Blogger Elia Diodati said...

Borges is one of my favorite authors!

2:31 PM  
Anonymous Anonymous said...

Fantastic entry! ^___^

9:41 PM  
Anonymous Anonymous said...

bravo yet again!

11:48 PM  
Blogger PanzerGrenadier said...

Dear Xenoboy

I am at a loss for words...

If you publish a book comprising all your blogposts, I think you could have a small retirement fund building for you to use to emigrate from our little red dot!

Kudos and bouquets!

This is what uniquely Singaporean should be about!

Awesome.

Lunatic_Fringe

2:28 AM  
Blogger Jt said...

another lovely post.

2:41 AM  
Anonymous Anonymous said...

:The earth is round and flat at the same time. This is obvious. That it is round appears indisputable; that it is flat is our common experience, also indisputable. The globe does not supercede the map; the map does not distort the globe.

Maps are magic. In the bottom corner are whales; at the top, cormorants carrying pop-eyed fish. In between is a subjective account of the lie of the land. Rough shapes of countries that may or may not exist, broken red lines marking paths that are at best hazardous, at worse already gone. Maps are constantly being re-made as knowledge appears to increase. But is knowledge increasing or is detail accumulating?

A map can tell me how to find a place I have not seen but have often imagined. When I get there, following the map faithfully, the place is not the place of my imagination. Maps, growing ever more real, are much less true.

And now, swarming over the earth with our tiny insect bodies and putting up flags and building houses, it seems that all the journeys are done.

Not so. Fold up the maps and put away the globe. If someone else had charted it, let them. Start another drawing with whales at the bottom and cormorants at the top, and in between identify, if you can, the places you have not found yet on those other maps, the connections obvious only to you. Round and flat, only a very little has been discovered."

Sexing the Cherry, Jeanette Winterson

2:24 PM  
Anonymous Anonymous said...

Dear Xenoboy,

My apologies on posting comments on 6 month old posts. But I stumbled on your blog only a few days back and have found them to be immensely articulate and interesting.

I am one of the "foreign talent" and have been in Singapore for about 6 years now. When I first came here from India, I was awed by the place and how neat and clean things were, how "everything worked", the excellent infrastructure (a pet gripe of all Indians), the "quality of life", etc etc. I was an admirer of LKY.

After having lived here, I feel stifled even though I am not a citizen - not even a PR. I have no complaints physically. Haven't been subject to overt or covert racism.

After a long time, I started understanding why I felt stifled even though I am not the sort who is bohemian.

For starters, everything on a superficial level (and I mean it literally) is perfect. That is simply not natural. A certain amount of chaos is natural.

Then the whole supremacy of the state and the future. One is constantly exhorted to worry about the future and all its perils. The state is more important than the nation and the people who constitute it.
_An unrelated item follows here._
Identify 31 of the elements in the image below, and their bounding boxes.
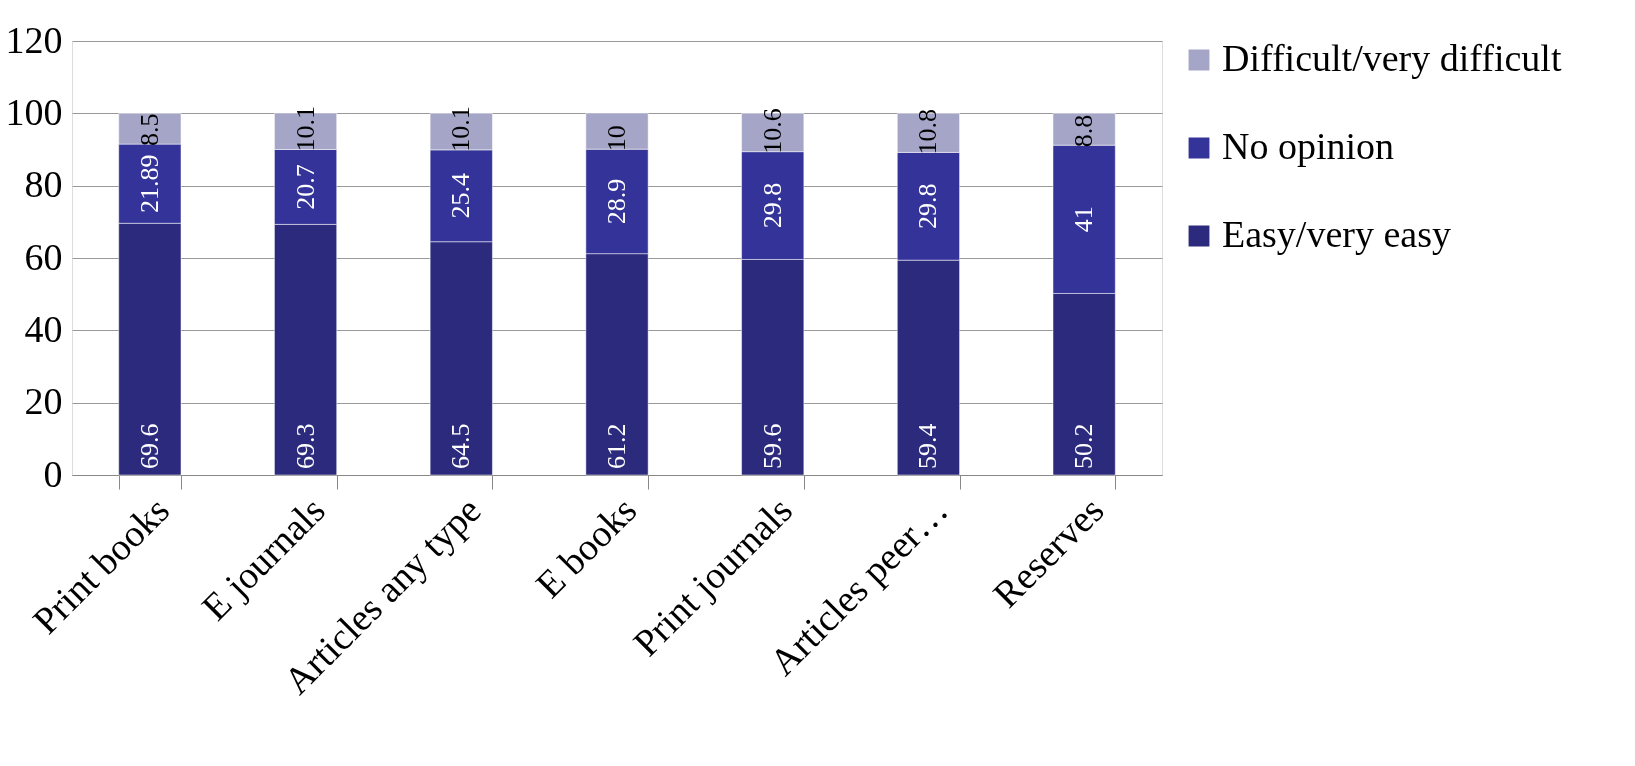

Third, people count for nothing. As I read in another blog - you are what you do for the economy. Who does Singapore belong to if not the people. Why is the foreigner more important than a local?

Fourth, the concept of meritocracy. Are there any objective measures of merit?

Fifth - this is run like a corporate. It is enough that I work in one. I don't want to live in one.

I read a beautiful line somewhere that "we must live and not just keep preparing for life". It seems all that most people do here is to prepare for retirement. Living in the future is a waste of time.

I have since then decided to pack my bags and head back to India and live. Not just prepare for retirement.

I wish you all the best in making this a more humane place - and not just a "vibrant city" with a lot of "lifestyle options".